生きるとは走り続けることであり、落ちたらジュゲムに助けてもらう

以前あるひとが、幼少のころはただ暮らしているだけで生きていることができたが、だんだん大人になってくると生きているということを頑張らないと生きていけないようになってきたというようなことを書いており、それはたぶん恵まれているのだと思うが、それでも子供のころは必死に生きていたわけではなくて大乱闘スマッシュブラザーズなどに取り組んでいたのだと思う。ノー・アイテム・ショート・カット。一度壊れたら復旧は難しいこの生命というシステムをどのように馬鹿馬鹿しいものにするのかということを悩んでいるからこそSFを読んでいるという側面がないではないのかもしれない。あるいは、実際に圧死するために圧死するシーンを読むのかもしれないとも。

わたくしは座られたいという椅子をさかさまにして楽しんだこと

ボリューム・ワン。知り合いの家にあったロッキングチェアをひっくり返して上に毛布を被せる、あるいは公園に傘を持ち寄って結び合わせる。そのようにして秘密基地を簡易的に作ることができて、その中に入ってみても特に何をすることもないので雑談などをする。あるいはイタドリの林を切り開いて。
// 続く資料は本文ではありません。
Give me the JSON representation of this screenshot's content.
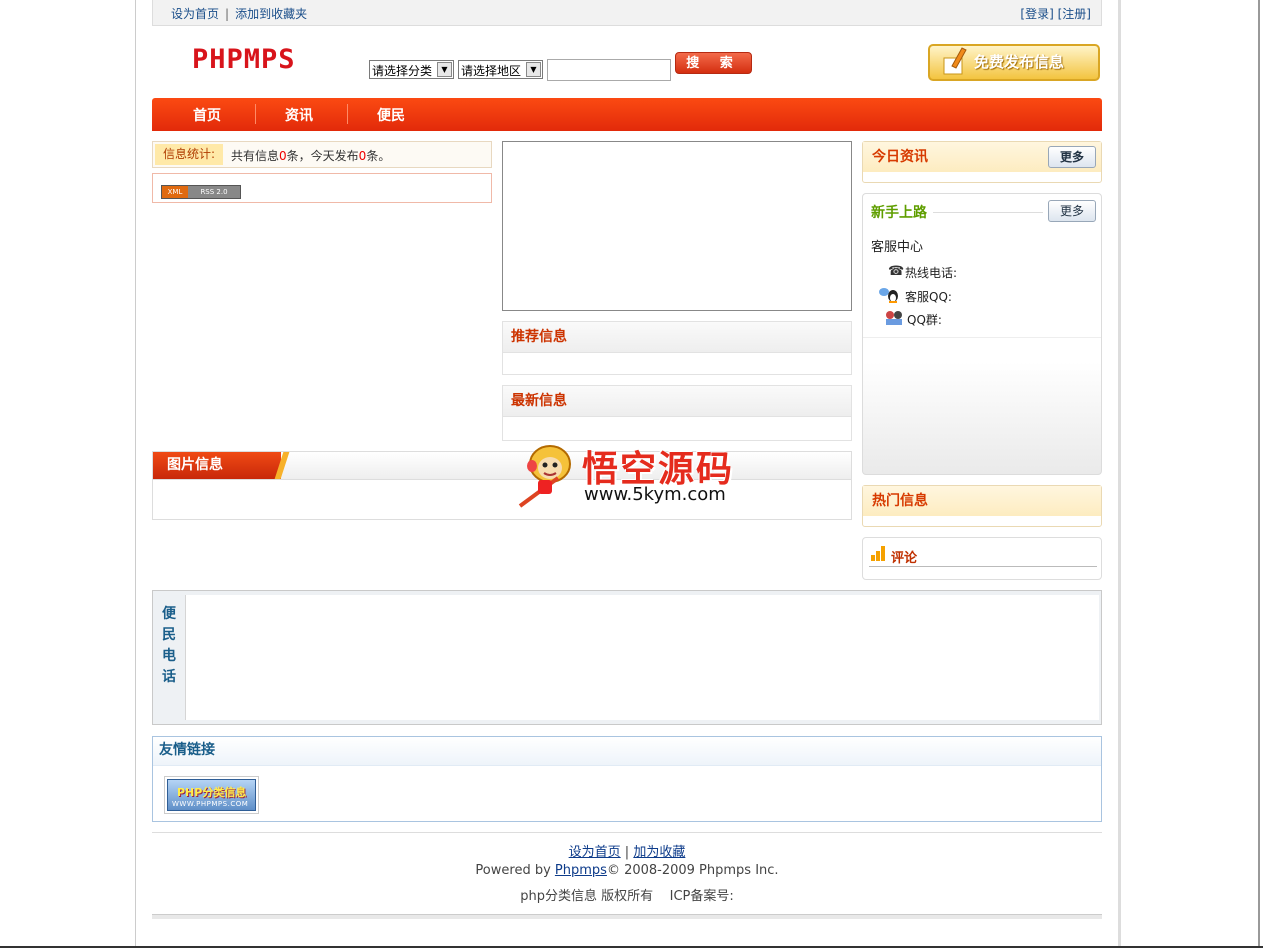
{
  "topbar": {
    "set_home": "设为首页",
    "separator": "|",
    "add_favorite": "添加到收藏夹",
    "login": "[登录]",
    "register": "[注册]"
  },
  "header": {
    "logo": "PHPMPS",
    "category_select": "请选择分类",
    "region_select": "请选择地区",
    "search_value": "",
    "search_button": "搜 索",
    "publish_button": "免费发布信息"
  },
  "nav": {
    "items": [
      {
        "label": "首页"
      },
      {
        "label": "资讯"
      },
      {
        "label": "便民"
      }
    ]
  },
  "stats": {
    "label": "信息统计:",
    "prefix": "共有信息",
    "total": "0",
    "middle": "条，今天发布",
    "today": "0",
    "suffix": "条。"
  },
  "rss": {
    "xml": "XML",
    "rss": "RSS 2.0"
  },
  "panels": {
    "recommended": "推荐信息",
    "latest": "最新信息",
    "pictures": "图片信息",
    "today_news": "今日资讯",
    "hot": "热门信息",
    "comments": "评论",
    "more": "更多"
  },
  "guide": {
    "title": "新手上路",
    "more": "更多",
    "service_center": "客服中心",
    "hotline": "热线电话:",
    "qq": "客服QQ:",
    "qq_group": "QQ群:"
  },
  "watermark": {
    "title": "悟空源码",
    "url": "www.5kym.com"
  },
  "phone": {
    "label": "便民电话"
  },
  "links": {
    "title": "友情链接",
    "logo_top": "PHP分类信息",
    "logo_bottom": "WWW.PHPMPS.COM"
  },
  "footer": {
    "set_home": "设为首页",
    "separator": "|",
    "add_favorite": "加为收藏",
    "powered_prefix": "Powered by ",
    "powered_link": "Phpmps",
    "copyright": "© 2008-2009 Phpmps Inc.",
    "rights": "php分类信息 版权所有",
    "icp": "ICP备案号:"
  },
  "colors": {
    "nav": "#f0380e",
    "accent_red": "#d8141b",
    "link_blue": "#1a4e8a"
  }
}
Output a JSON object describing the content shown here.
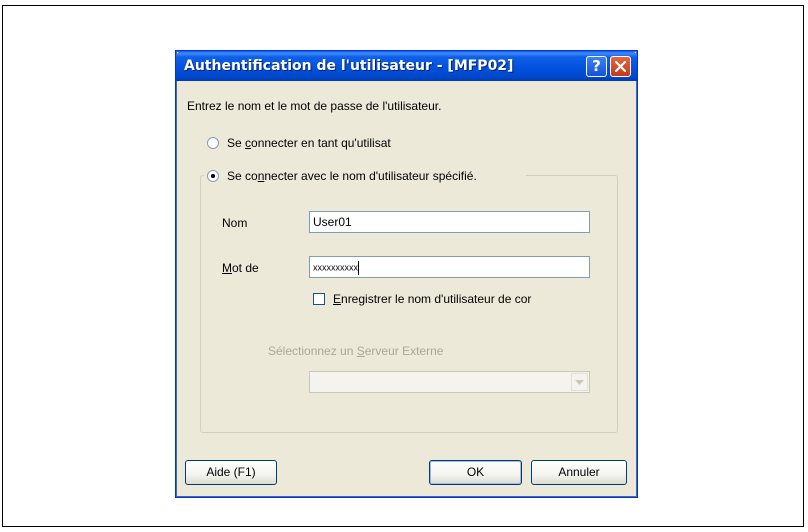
{
  "dialog": {
    "title": "Authentification de l'utilisateur - [MFP02]",
    "help_button": "?",
    "instruction": "Entrez le nom et le mot de passe de l'utilisateur."
  },
  "login_options": {
    "option_current_user_pre": "Se ",
    "option_current_user_key": "c",
    "option_current_user_post": "onnecter en tant qu'utilisat",
    "option_specified_user_pre": "Se co",
    "option_specified_user_key": "n",
    "option_specified_user_post": "necter avec le nom d'utilisateur spécifié.",
    "selected": "specified_user"
  },
  "credentials": {
    "name_label": "Nom",
    "name_value": "User01",
    "password_label_key": "M",
    "password_label_post": "ot de",
    "password_value": "xxxxxxxxxx",
    "remember_key": "E",
    "remember_post": "nregistrer le nom d'utilisateur de cor",
    "remember_checked": false
  },
  "external_server": {
    "label_pre": "Sélectionnez un ",
    "label_key": "S",
    "label_post": "erveur Externe",
    "selected_value": ""
  },
  "buttons": {
    "help": "Aide (F1)",
    "ok": "OK",
    "cancel": "Annuler"
  },
  "colors": {
    "titlebar": "#0054E3",
    "dialog_bg": "#ECE9D8",
    "disabled_text": "#A8A89A"
  }
}
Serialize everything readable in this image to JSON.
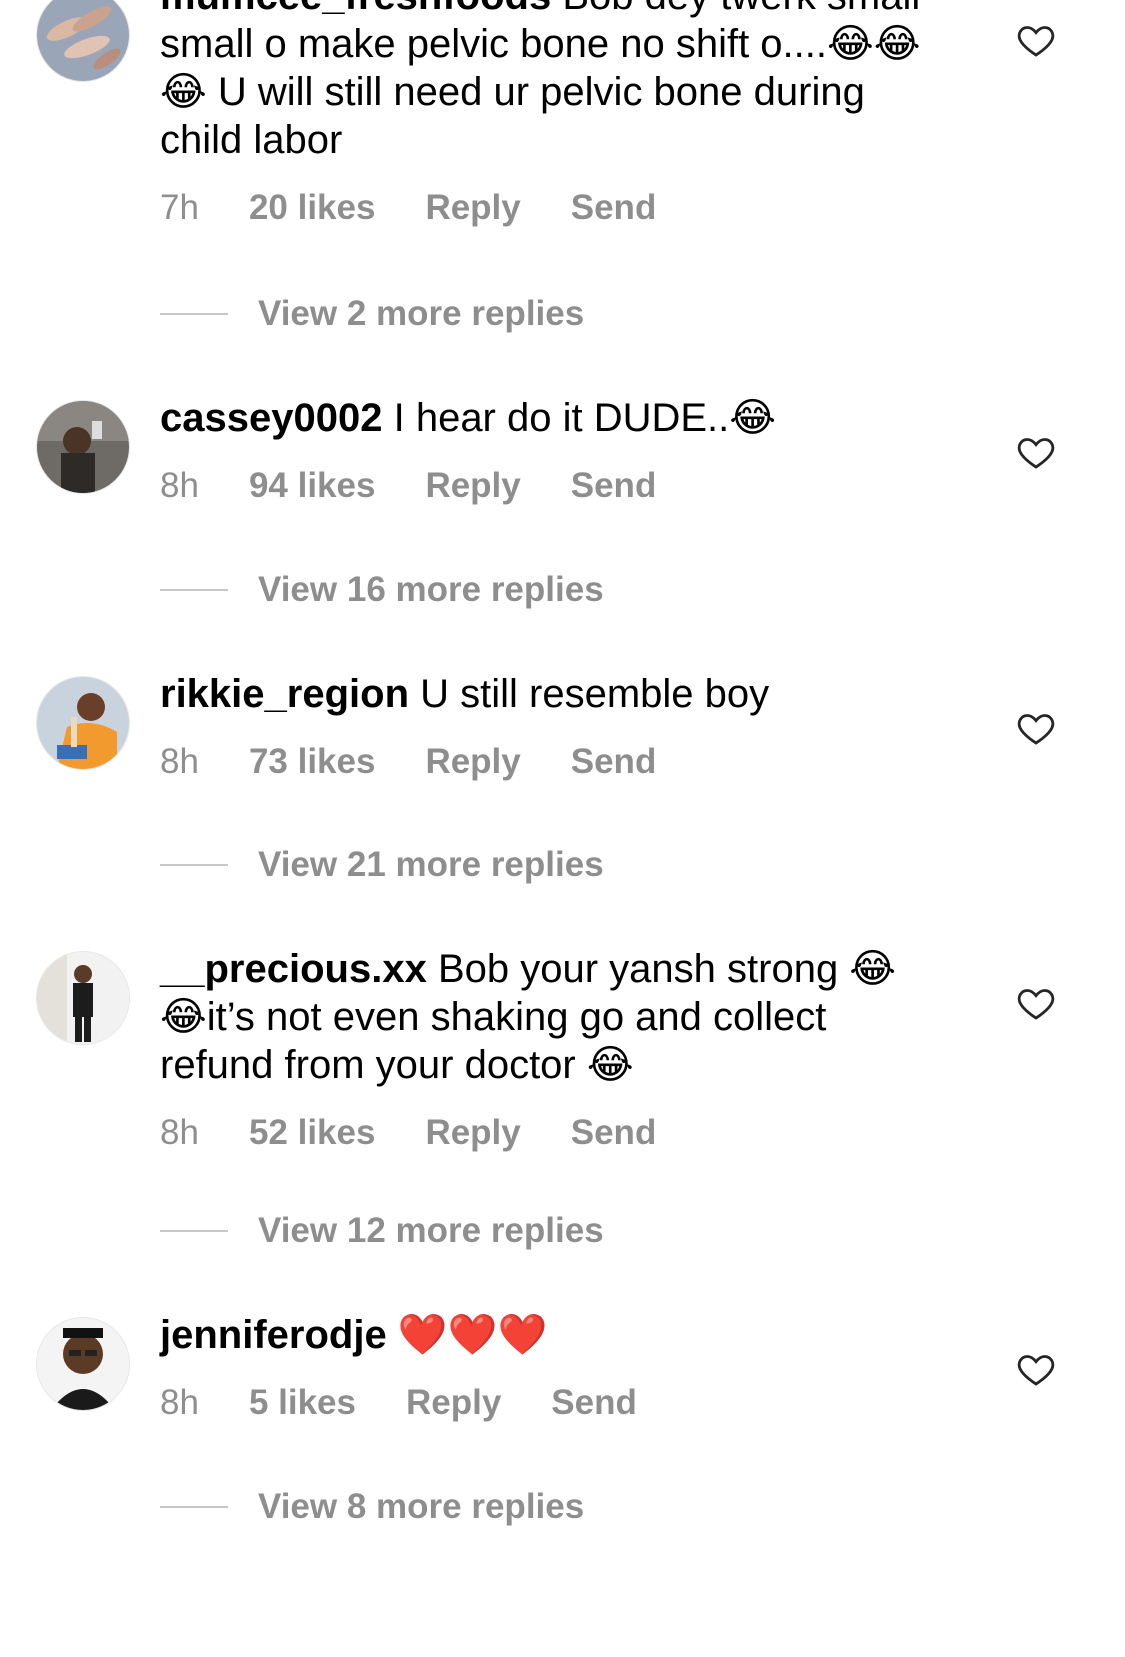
{
  "comments": [
    {
      "username": "mumcee_freshfoods",
      "text": "Bob dey twerk small small o make pelvic bone no shift o....😂😂😂 U will still need ur pelvic bone during child labor",
      "time": "7h",
      "likes": "20 likes",
      "reply": "Reply",
      "send": "Send",
      "view_replies": "View 2 more replies",
      "avatar_desc": "shrimp-photo-avatar"
    },
    {
      "username": "cassey0002",
      "text": "I hear do it DUDE..😂",
      "time": "8h",
      "likes": "94 likes",
      "reply": "Reply",
      "send": "Send",
      "view_replies": "View 16 more replies",
      "avatar_desc": "selfie-avatar"
    },
    {
      "username": "rikkie_region",
      "text": "U still resemble boy",
      "time": "8h",
      "likes": "73 likes",
      "reply": "Reply",
      "send": "Send",
      "view_replies": "View 21 more replies",
      "avatar_desc": "woman-orange-avatar"
    },
    {
      "username": "__precious.xx",
      "text": "Bob your yansh strong 😂😂it’s not even shaking go and collect refund from your doctor 😂",
      "time": "8h",
      "likes": "52 likes",
      "reply": "Reply",
      "send": "Send",
      "view_replies": "View 12 more replies",
      "avatar_desc": "man-standing-avatar"
    },
    {
      "username": "jenniferodje",
      "text": "❤️❤️❤️",
      "time": "8h",
      "likes": "5 likes",
      "reply": "Reply",
      "send": "Send",
      "view_replies": "View 8 more replies",
      "avatar_desc": "man-glasses-avatar"
    }
  ]
}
外界から隔てられているだけでいい気分になるのだったら生まれてこない方がよかったのですかね、でも生まれたあとで死ぬことはまあできなくはないのに生まれなかったとしてもう一回生まれることも(死ぬことも)できないわけで、選択の余地を残しておくというのはリダンダンシイの確保のために重要ですよね。雨宿りもしたいし。

ぼくはいまデカメロンがしたい ばか 友達はなぜかみんな生きてる

でもそのうち家の食糧は尽きてしまうだろうし、このまますべてが止まってしまったら生きていくことはできないのではないか? あるいは、生きているということの意味がまったく尽きてしまうのではないか? 尽きるということはそれがあるということですか? 怖い話のひとつもできないのにどうして生きているのだろうと思い悩んでいる人がいて、あなたは良い聞き手になればいいのにと思っていて聞きも話しもしないのだ。昔からずっとサッカード運動をしているのにこれがサッカード運動かと教えられた途端に感心してしまうのは何かに騙されているような気がする。フィレンツェに暮らすということを少しだけでも知りたいと思っている。本当はこのような危機に瀕していたのはもともとであり、それがきちんと見えるようになったというだけなのだろうと思っているし、リスクはいくらでも数えあげることができて指の本数が足りない。死ぬかもしれないし死なないかもしれないし生死の境をさまようかもしれないので、とりあえず何かは書いておかなくてはならない。